Économie de la santé
21/09/2023

Article 51 : l’exemple d’AKO@dom-PICTO

Le Programme Roche en Économie de la Santé (PRES), organisé en avril 2023, a été l’occasion de faire le point sur l’expérimentation AKO@dom-PICTO, menée dans le cadre de l’article 51 de la loi de financement de la sécurité sociale 2018. Premier bilan.

L’expérimentation AKO@dom-PICTO1, lancée dans la région Grand Est, repose sur « un programme d’accompagnement personnalisé pour les patients atteints de cancer, âgés de plus de 18 ans, sous traitement anticancéreux par voie orale ou/et immunothérapie et suivis à domicile », a expliqué Delphine Ravily, pharmacienne au sein de l’Institut de cancérologie de Strasbourg Europe (ICANS). L’objectif est de réduire le risque de mauvaise observance des traitements mais aussi de faciliter les liens et le partage d’informations « entre la ville, l’hôpital et le domicile » grâce à « une plateforme d’e-suivi ».

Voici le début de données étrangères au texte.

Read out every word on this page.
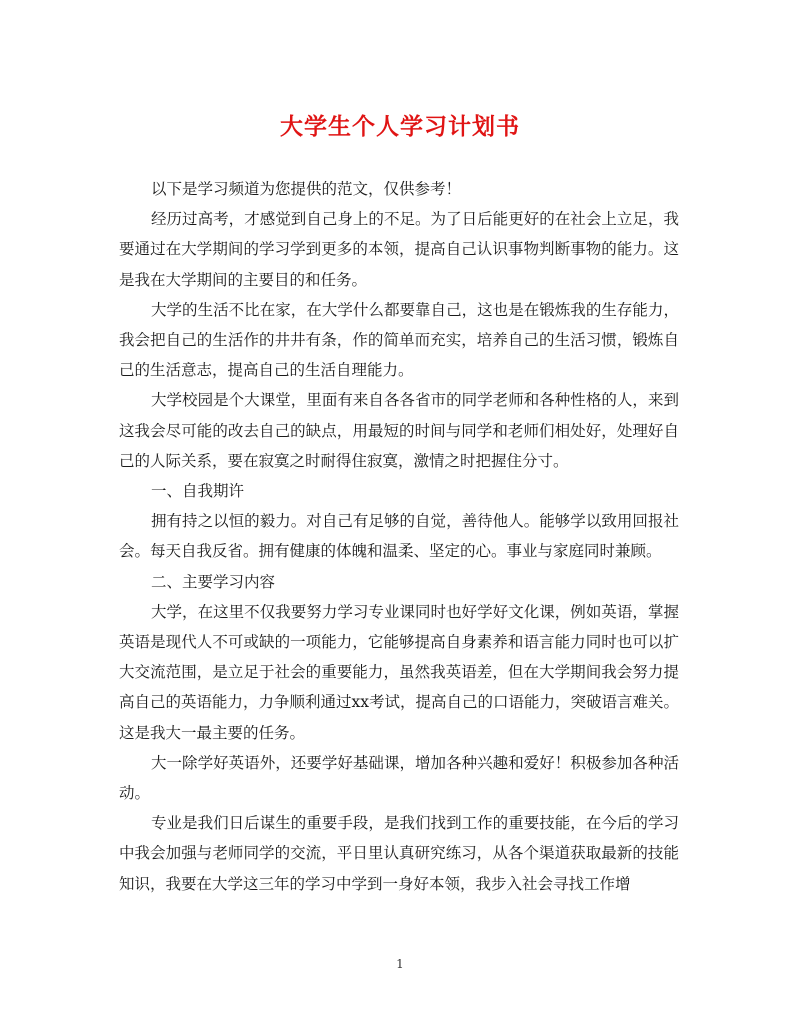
大学生个人学习计划书

以下是学习频道为您提供的范文，仅供参考！

经历过高考，才感觉到自己身上的不足。为了日后能更好的在社会上立足，我要通过在大学期间的学习学到更多的本领，提高自己认识事物判断事物的能力。这是我在大学期间的主要目的和任务。

大学的生活不比在家，在大学什么都要靠自己，这也是在锻炼我的生存能力，我会把自己的生活作的井井有条，作的简单而充实，培养自己的生活习惯，锻炼自己的生活意志，提高自己的生活自理能力。

大学校园是个大课堂，里面有来自各各省市的同学老师和各种性格的人，来到这我会尽可能的改去自己的缺点，用最短的时间与同学和老师们相处好，处理好自己的人际关系，要在寂寞之时耐得住寂寞，激情之时把握住分寸。

一、自我期许

拥有持之以恒的毅力。对自己有足够的自觉，善待他人。能够学以致用回报社会。每天自我反省。拥有健康的体魄和温柔、坚定的心。事业与家庭同时兼顾。

二、主要学习内容

大学，在这里不仅我要努力学习专业课同时也好学好文化课，例如英语，掌握英语是现代人不可或缺的一项能力，它能够提高自身素养和语言能力同时也可以扩大交流范围，是立足于社会的重要能力，虽然我英语差，但在大学期间我会努力提高自己的英语能力，力争顺利通过xx考试，提高自己的口语能力，突破语言难关。这是我大一最主要的任务。

大一除学好英语外，还要学好基础课，增加各种兴趣和爱好！积极参加各种活动。

专业是我们日后谋生的重要手段，是我们找到工作的重要技能，在今后的学习中我会加强与老师同学的交流，平日里认真研究练习，从各个渠道获取最新的技能知识，我要在大学这三年的学习中学到一身好本领，我步入社会寻找工作增

1
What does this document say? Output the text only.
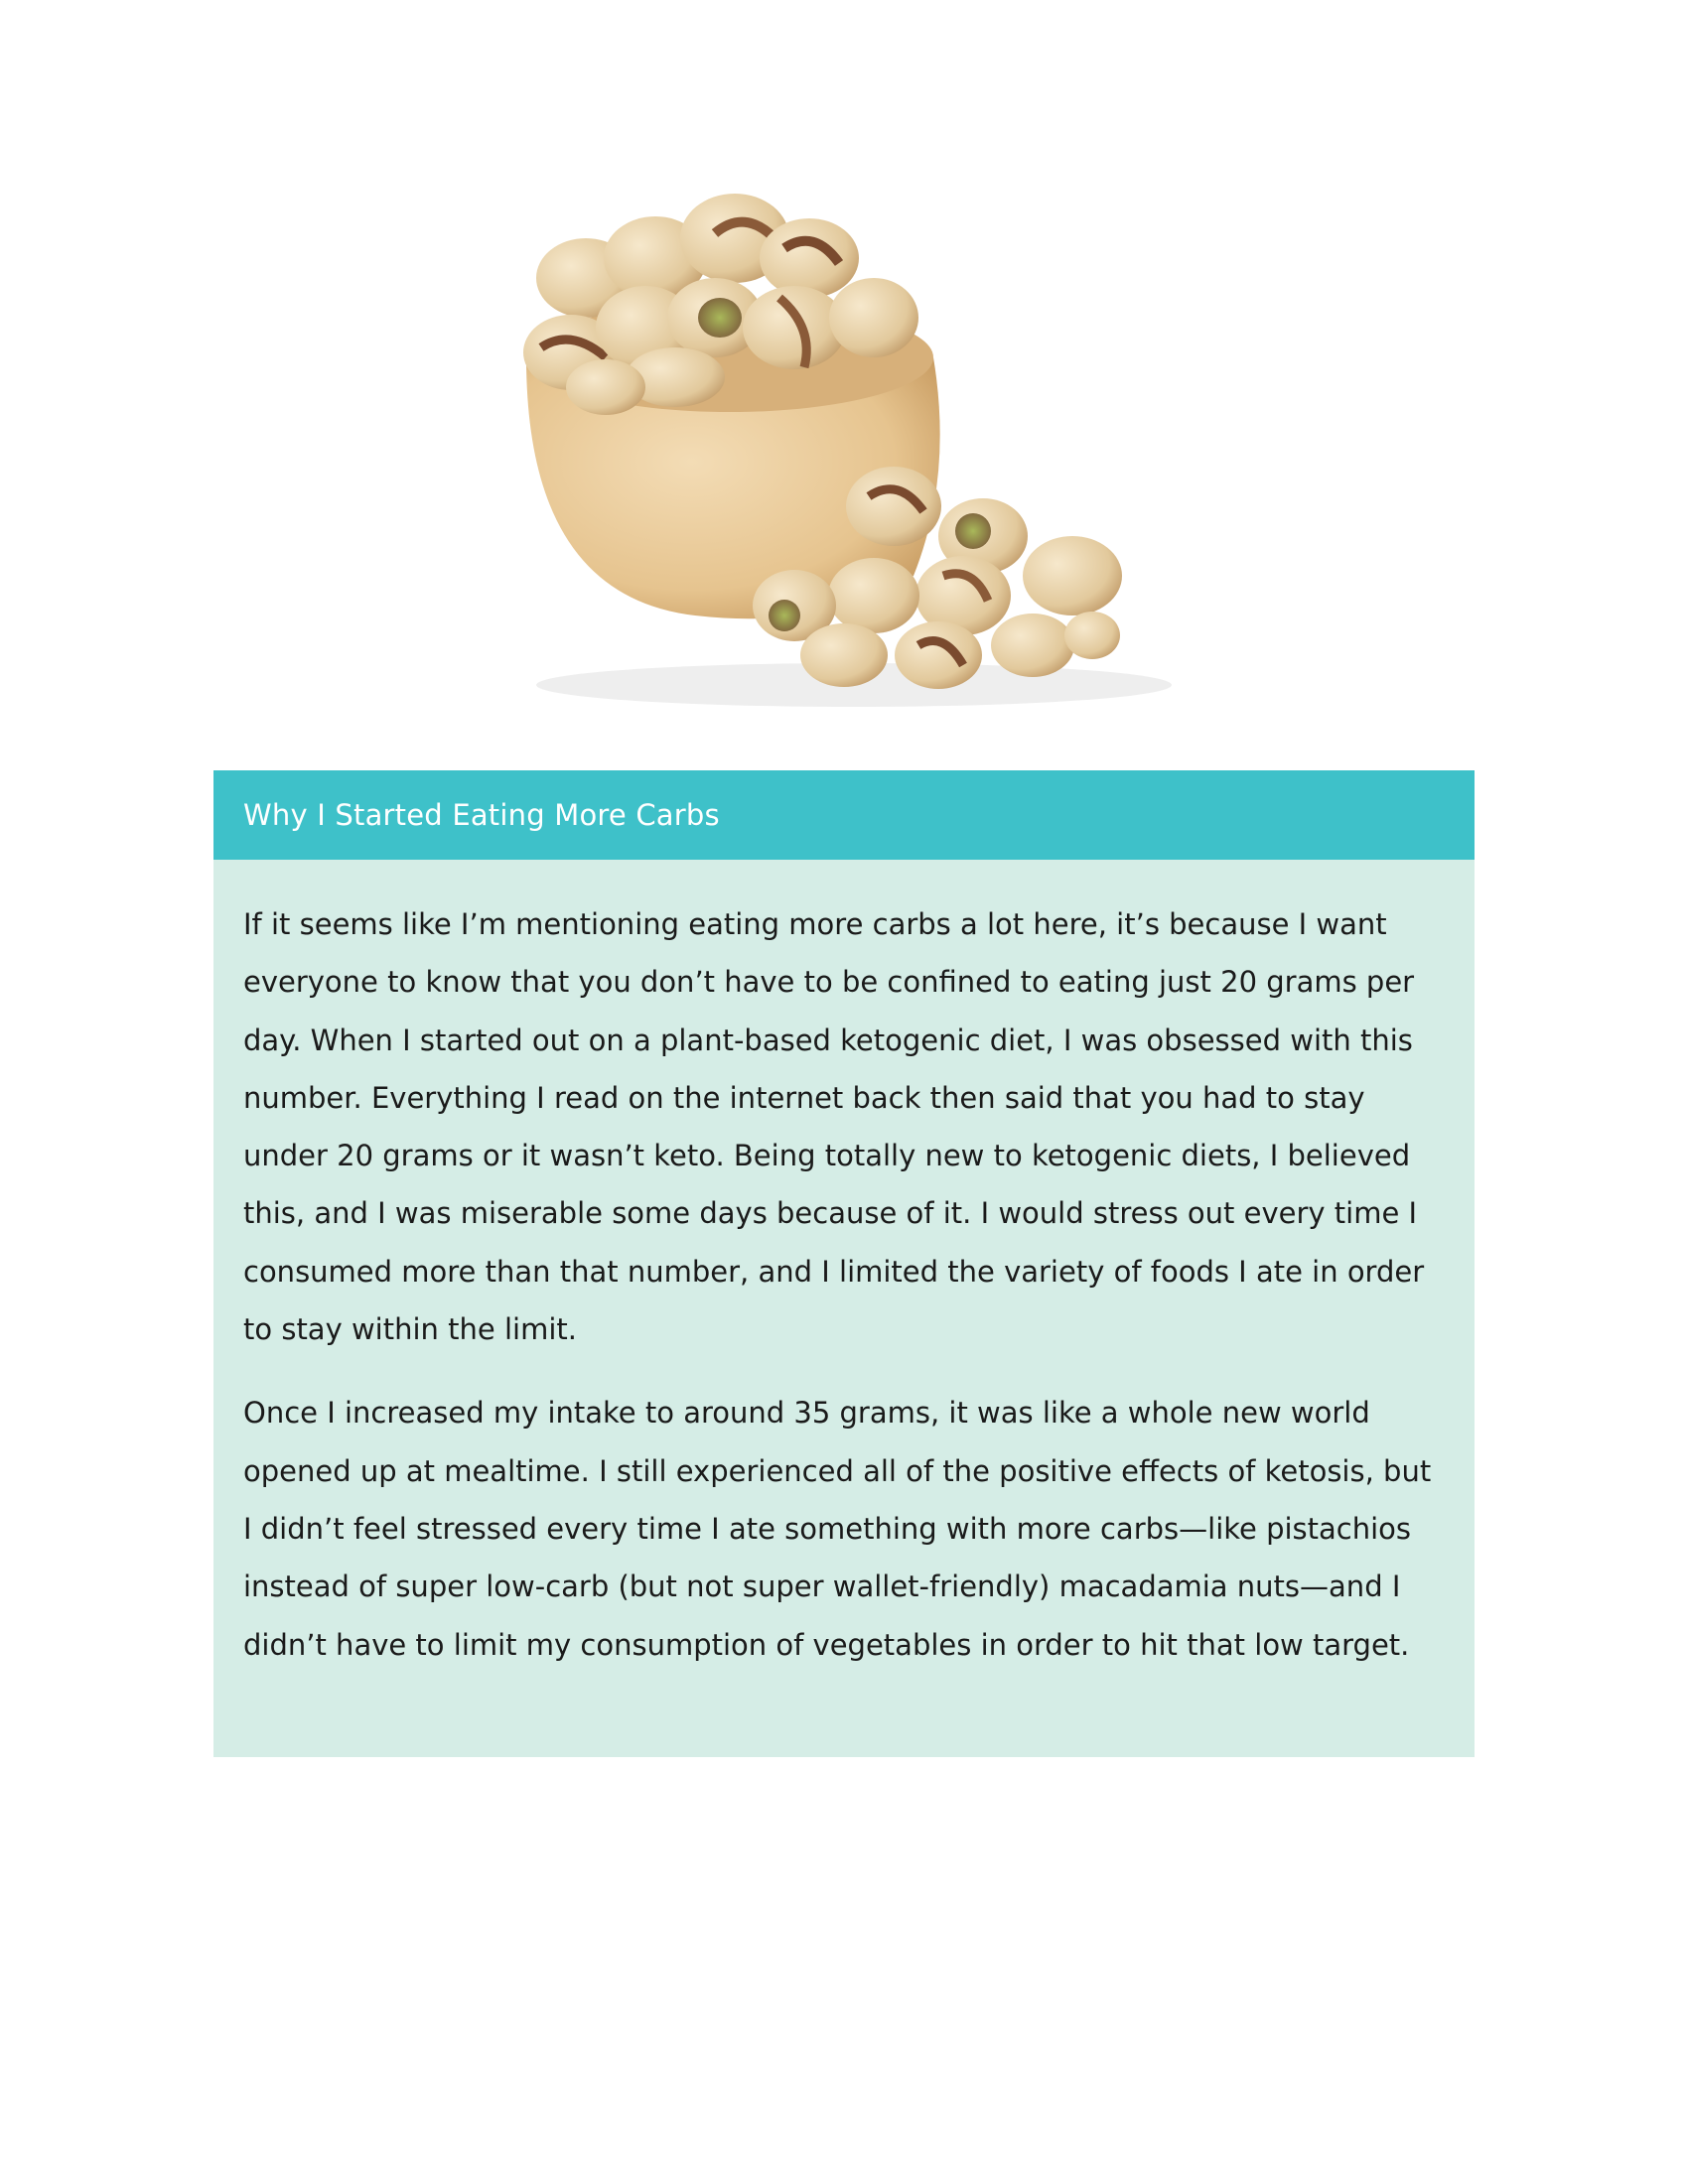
Why I Started Eating More Carbs

If it seems like I’m mentioning eating more carbs a lot here, it’s because I want everyone to know that you don’t have to be confined to eating just 20 grams per day. When I started out on a plant-based ketogenic diet, I was obsessed with this number. Everything I read on the internet back then said that you had to stay under 20 grams or it wasn’t keto. Being totally new to ketogenic diets, I believed this, and I was miserable some days because of it. I would stress out every time I consumed more than that number, and I limited the variety of foods I ate in order to stay within the limit.

Once I increased my intake to around 35 grams, it was like a whole new world opened up at mealtime. I still experienced all of the positive effects of ketosis, but I didn’t feel stressed every time I ate something with more carbs—like pistachios instead of super low-carb (but not super wallet-friendly) macadamia nuts—and I didn’t have to limit my consumption of vegetables in order to hit that low target.
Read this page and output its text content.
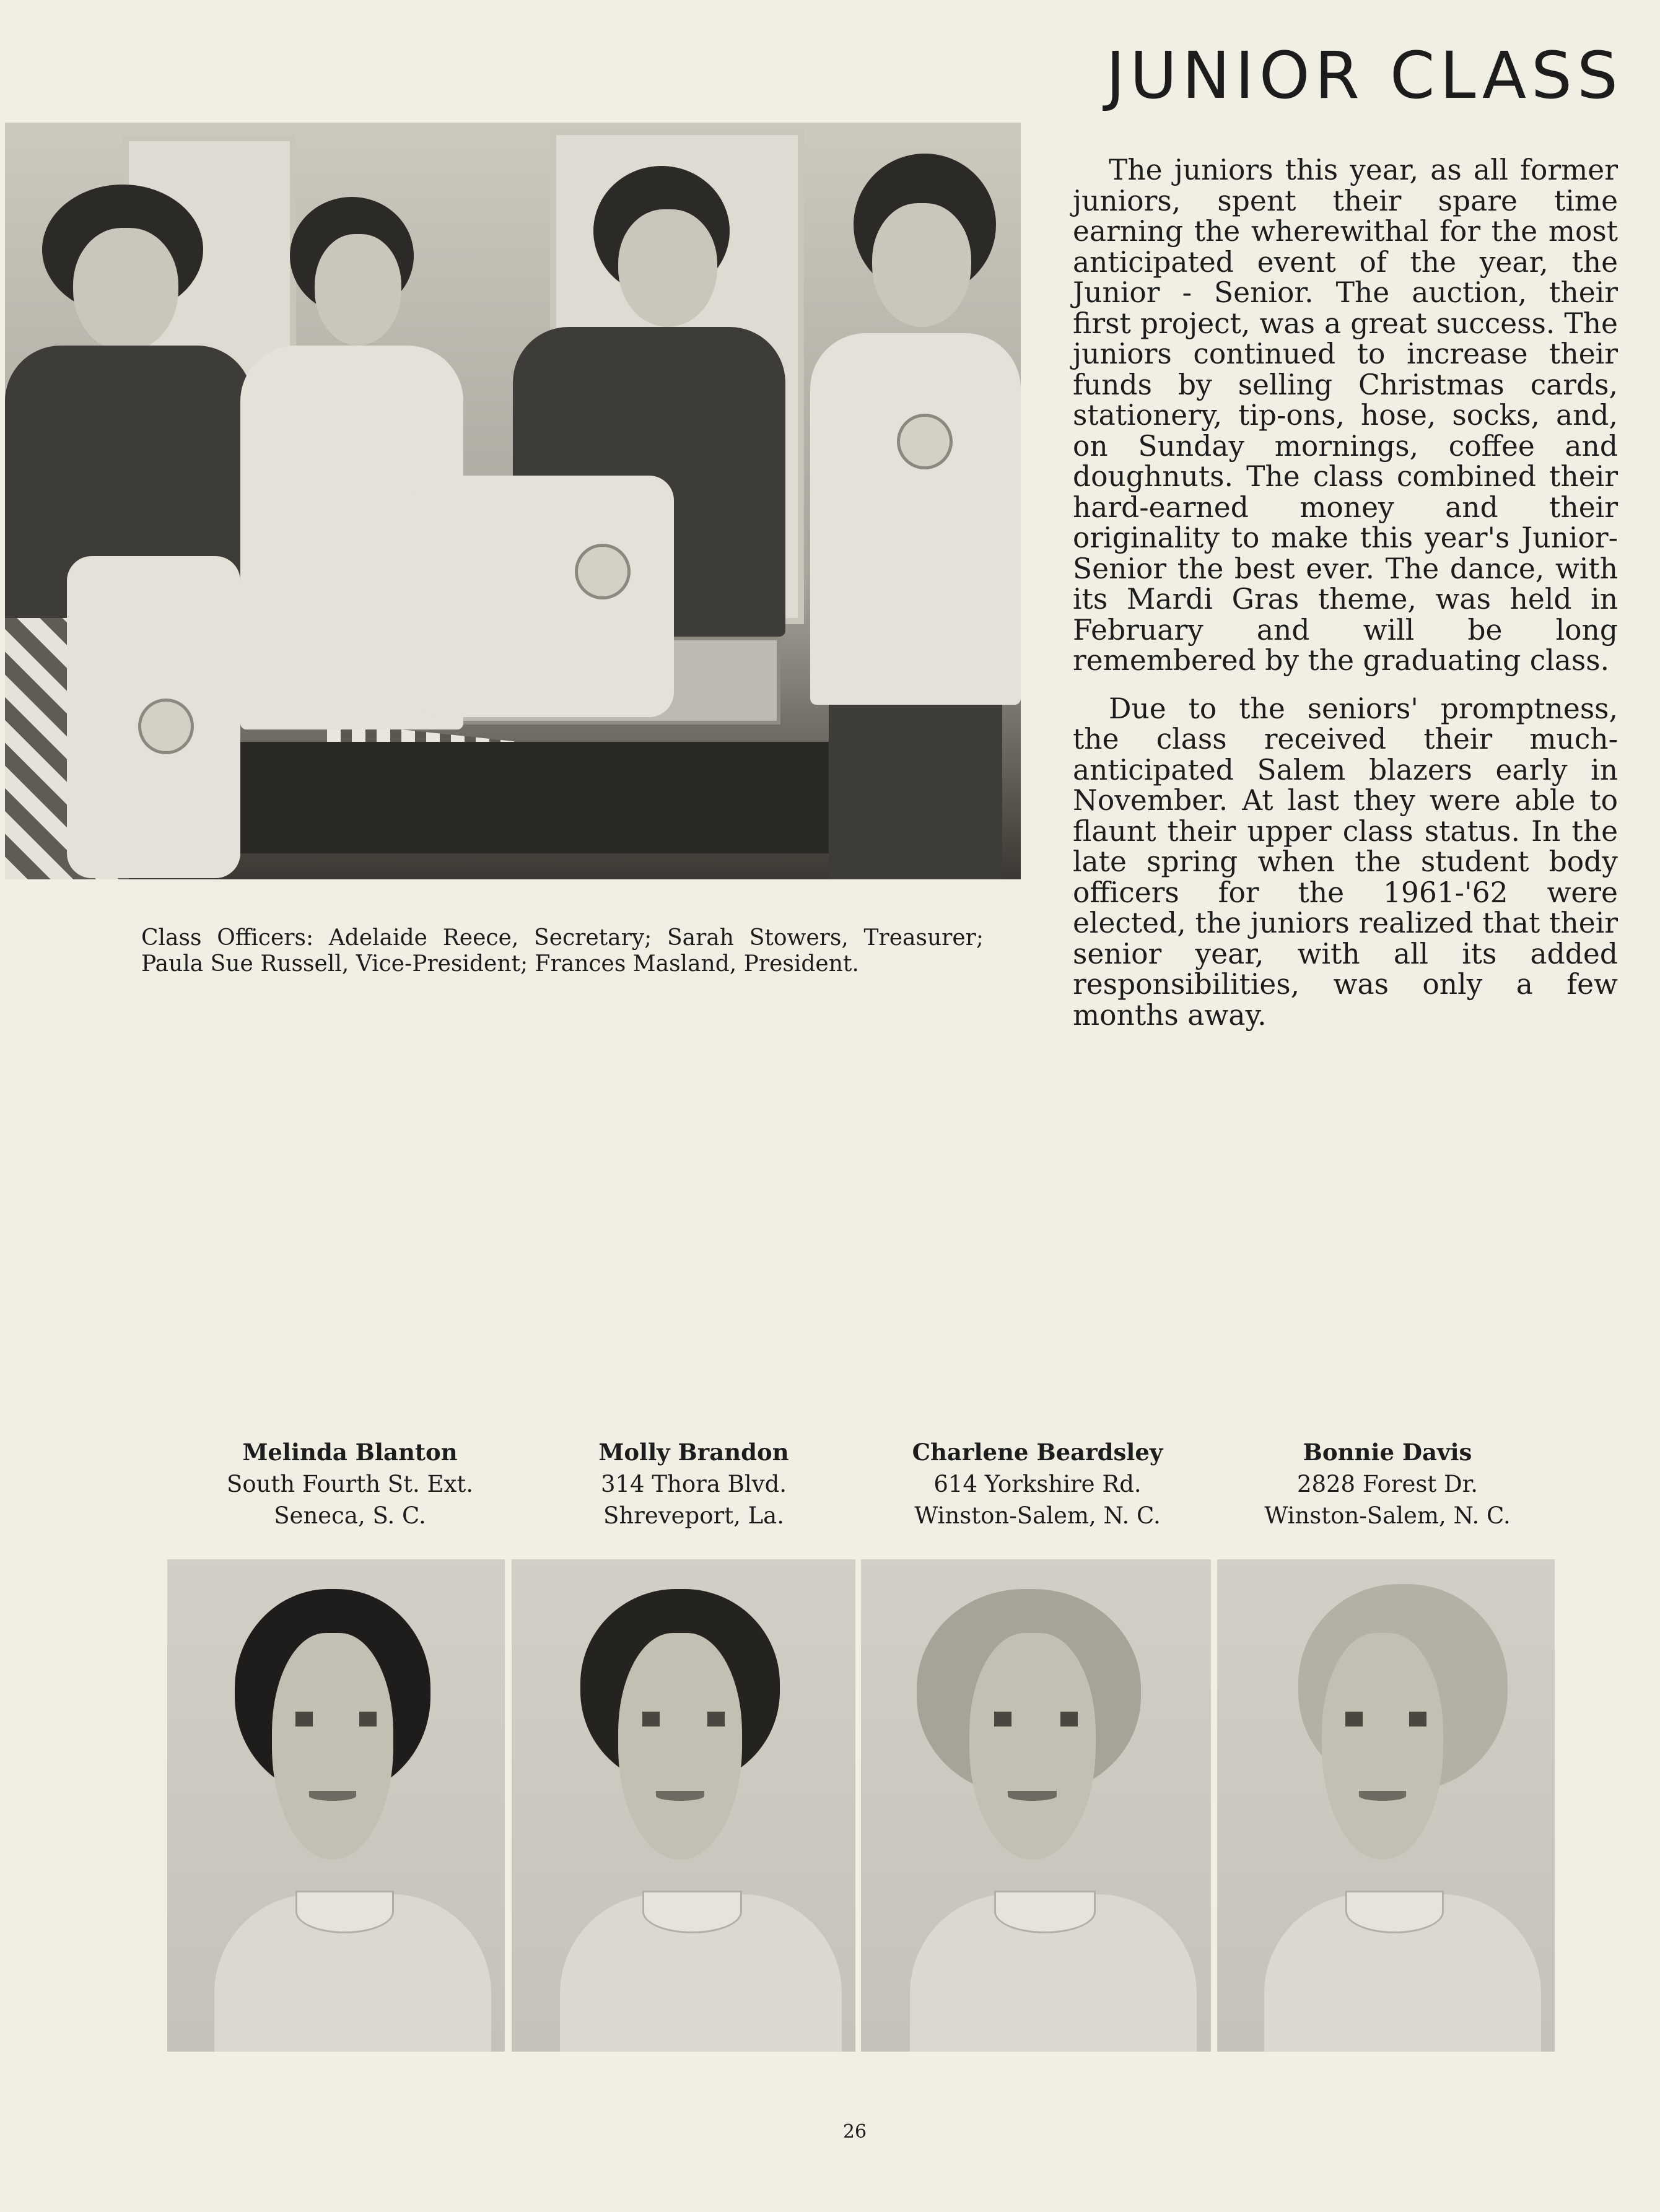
JUNIOR CLASS
Class Officers: Adelaide Reece, Secretary; Sarah Stowers, Treasurer; Paula Sue Russell, Vice-President; Frances Masland, President.

The juniors this year, as all former juniors, spent their spare time earning the wherewithal for the most anticipated event of the year, the Junior - Senior. The auction, their first project, was a great success. The juniors continued to increase their funds by selling Christmas cards, stationery, tip-ons, hose, socks, and, on Sunday mornings, coffee and doughnuts. The class combined their hard-earned money and their originality to make this year's Junior-Senior the best ever. The dance, with its Mardi Gras theme, was held in February and will be long remembered by the graduating class.

Due to the seniors' promptness, the class received their much-anticipated Salem blazers early in November. At last they were able to flaunt their upper class status. In the late spring when the student body officers for the 1961-'62 were elected, the juniors realized that their senior year, with all its added responsibilities, was only a few months away.

Melinda Blanton
South Fourth St. Ext.
Seneca, S. C.
Molly Brandon
314 Thora Blvd.
Shreveport, La.
Charlene Beardsley
614 Yorkshire Rd.
Winston-Salem, N. C.
Bonnie Davis
2828 Forest Dr.
Winston-Salem, N. C.
26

Deux parcours d’accompagnement

Concrètement, l’expérimentation implique 16 établissements de santé (dont l’ICANS) et de nombreux professionnels libéraux : pharmaciens, infirmiers et médecins généralistes. Elle se terminera « fin 2024 avec presque 2 500 patients inclus sur 3 ans ». Elle s’organise autour de « deux parcours d’accompagnement », proposés au patient « selon ses besoins, sa thérapeutique et son degré de vulnérabilité ».
Le parcours AKO@dom, dédié aux patients vulnérables, prévoit, durant trois mois, la visite hebdomadaire d’un infirmier libéral à domicile. En lien permanent avec l’équipe hospitalière (le médecin hospitalier, l’infirmier de coordination et le pharmacien hospitalier), il est chargé de relever les constantes cliniques, de graduer les événements indésirables, d’évaluer l’observance et d’intégrer ces données sur la plateforme d’e-suivi. « Le pharmacien d’officine, de même que le médecin traitant du patient peuvent être inclus dans ce parcours et tenus informés », a détaillé Delphine Ravily.

Le parcours PICTO s’adresse, quant à lui, aux patients plus autonomes. Au total, quatre séances individuelles d’éducation thérapeutique (ETP) leur sont proposées, coordonnées par le pharmacien hospitalier et réalisées par le pharmacien d’officine.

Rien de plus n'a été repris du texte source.